参考:『わたし、定時で帰ります。』から学ぶ“逃げるが勝ち”というライフハック 大切なのは対話の積み重ね

 第6話では、主人公・東山結衣(吉高由里子)が教育係をしている、新人の来栖(泉澤祐希)がディレクターデビューを果たす。結衣の元婚約者で仕事のできる種田晃太郎(向井理)を“真似る“ことから“学ぶ“来栖を、周囲は微笑ましく見守っていた。

 だが、当然ながら形を真似たところで、最初から晃太郎のようにすべてうまくはいかない。晃太郎は、空回りする来栖を助けようとするのだが、サポートしようとすればするほど来栖にとっては“信用されていない“と感じられてしまう。

 うまくできない自分を慰めるように生意気な口をきく来栖に晃太郎が苦言を呈すると、来栖はついに爆発。晃太郎に「こっち側の気持ちなんてわからない」と吐き捨てる。そのセリフは、晃太郎にとって弟の柊(桜田通)に手を差し伸べたときに、振り払われた言葉と重なるものだった。

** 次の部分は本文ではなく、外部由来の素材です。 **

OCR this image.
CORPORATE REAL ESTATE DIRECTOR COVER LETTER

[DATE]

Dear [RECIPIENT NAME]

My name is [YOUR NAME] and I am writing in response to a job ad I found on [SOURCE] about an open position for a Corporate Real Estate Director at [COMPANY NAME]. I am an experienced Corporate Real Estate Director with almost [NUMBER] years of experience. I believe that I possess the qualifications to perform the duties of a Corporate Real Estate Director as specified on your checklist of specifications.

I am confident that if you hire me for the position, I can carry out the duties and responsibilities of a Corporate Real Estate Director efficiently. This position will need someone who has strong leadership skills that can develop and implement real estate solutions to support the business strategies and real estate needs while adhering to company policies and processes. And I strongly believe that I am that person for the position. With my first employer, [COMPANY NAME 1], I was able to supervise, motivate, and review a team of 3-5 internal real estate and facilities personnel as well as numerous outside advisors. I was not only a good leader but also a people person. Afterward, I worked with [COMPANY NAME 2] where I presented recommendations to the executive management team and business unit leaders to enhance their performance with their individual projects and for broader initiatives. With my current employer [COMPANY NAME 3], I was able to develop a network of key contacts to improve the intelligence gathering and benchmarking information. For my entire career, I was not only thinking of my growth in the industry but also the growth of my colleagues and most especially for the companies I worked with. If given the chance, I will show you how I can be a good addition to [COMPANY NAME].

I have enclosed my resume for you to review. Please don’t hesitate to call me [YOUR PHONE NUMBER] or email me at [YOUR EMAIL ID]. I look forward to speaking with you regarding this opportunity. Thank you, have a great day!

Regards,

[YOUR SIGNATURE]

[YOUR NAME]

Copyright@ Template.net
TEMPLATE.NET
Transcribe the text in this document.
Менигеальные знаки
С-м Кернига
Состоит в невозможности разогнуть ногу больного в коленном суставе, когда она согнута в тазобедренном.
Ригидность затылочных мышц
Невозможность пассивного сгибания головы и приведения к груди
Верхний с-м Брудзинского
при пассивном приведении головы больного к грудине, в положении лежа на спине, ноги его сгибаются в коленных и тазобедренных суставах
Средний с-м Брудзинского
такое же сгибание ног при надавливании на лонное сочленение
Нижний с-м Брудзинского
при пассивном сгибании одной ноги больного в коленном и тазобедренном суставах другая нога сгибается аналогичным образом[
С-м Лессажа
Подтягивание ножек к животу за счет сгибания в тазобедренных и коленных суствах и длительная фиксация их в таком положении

 高校生のころピッチャーとして野球に打ち込んでいた晃太郎は、社会に出てからもいつもマウンドの上から全体を見渡すように生きてきたのだろう。チームのためにボロボロになっても、周囲の士気が下がらないようにと涼しい顔をして見せる。傷ついてなんかいない、大変なんかじゃない、という素振りが身につきすぎて、周りからは「傷つかない」「なんでもできる人」と勘違いされるようになってしまった。

 「できる側」と「できない側」。「救う側」と「救われる側」。「我慢する側」と「我慢させる側」。私たちはある一面だけを見て、簡単にボーダーを引いて「相手は向こう側の人」と区別してしまいがちだ。人のことをそう見るだけではなく、自分自身にもいつしかそんな縛りを作ってしまう。自分は、誰かを「こっち側」なのだ、と。晃太郎も自分で自分を「救う側」、もがく柊や来栖を「救われる側」と見て手を差し伸べてきた。だが、それもひとつのおごり。そのおごりこそ「こっちの気持ちをわかってない」と言われる所以だ。

 どちらかが、どちらかを救うのではなく、お互いに足りないところを補い合っていくことができるはず。結衣が晃太郎と来栖の間に入り、「チームなのだ」とつなぎとめた意味はそこにある。ついつい周りから求められる「完璧人間」をまっとうしようとする晃太郎には「もっと気楽に」と声をかけ、来栖には「敵じゃない」と、誰も「できない側」にレッテルを張っていないことを改めて伝える。

 いつも見てくれていること、頑張りを見てくれていること、大事にされていること……。自分がどんなふうに思われているのか、声に出してもらって初めて自覚できることがある。そして、自分自身でも声を出してみて気づくことも。何も言わないからといって、傷ついていないわけじゃない。何も言われないからといって、興味がないわけじゃない。伝えていないからといって、好きじゃないわけじゃない。

 「いや……好きですよ。今でも好きです」と、秘めていた結衣への気持ちを、ついに明かした晃太郎。結衣は、結婚というチームプレーに、ワーカーホリックな晃太郎ではなく、正反対の家庭的な諏訪巧(中丸雄一)を結婚相手に選んだ。しかし、今も晃太郎を放っておけないと思うところもありそうだ。果たして、言葉にならない結衣の本音はどこにあるのか。仕事だけが人生じゃない。でも、仕事があっての人生。そんな新時代のヒロインが見つける幸せとは!?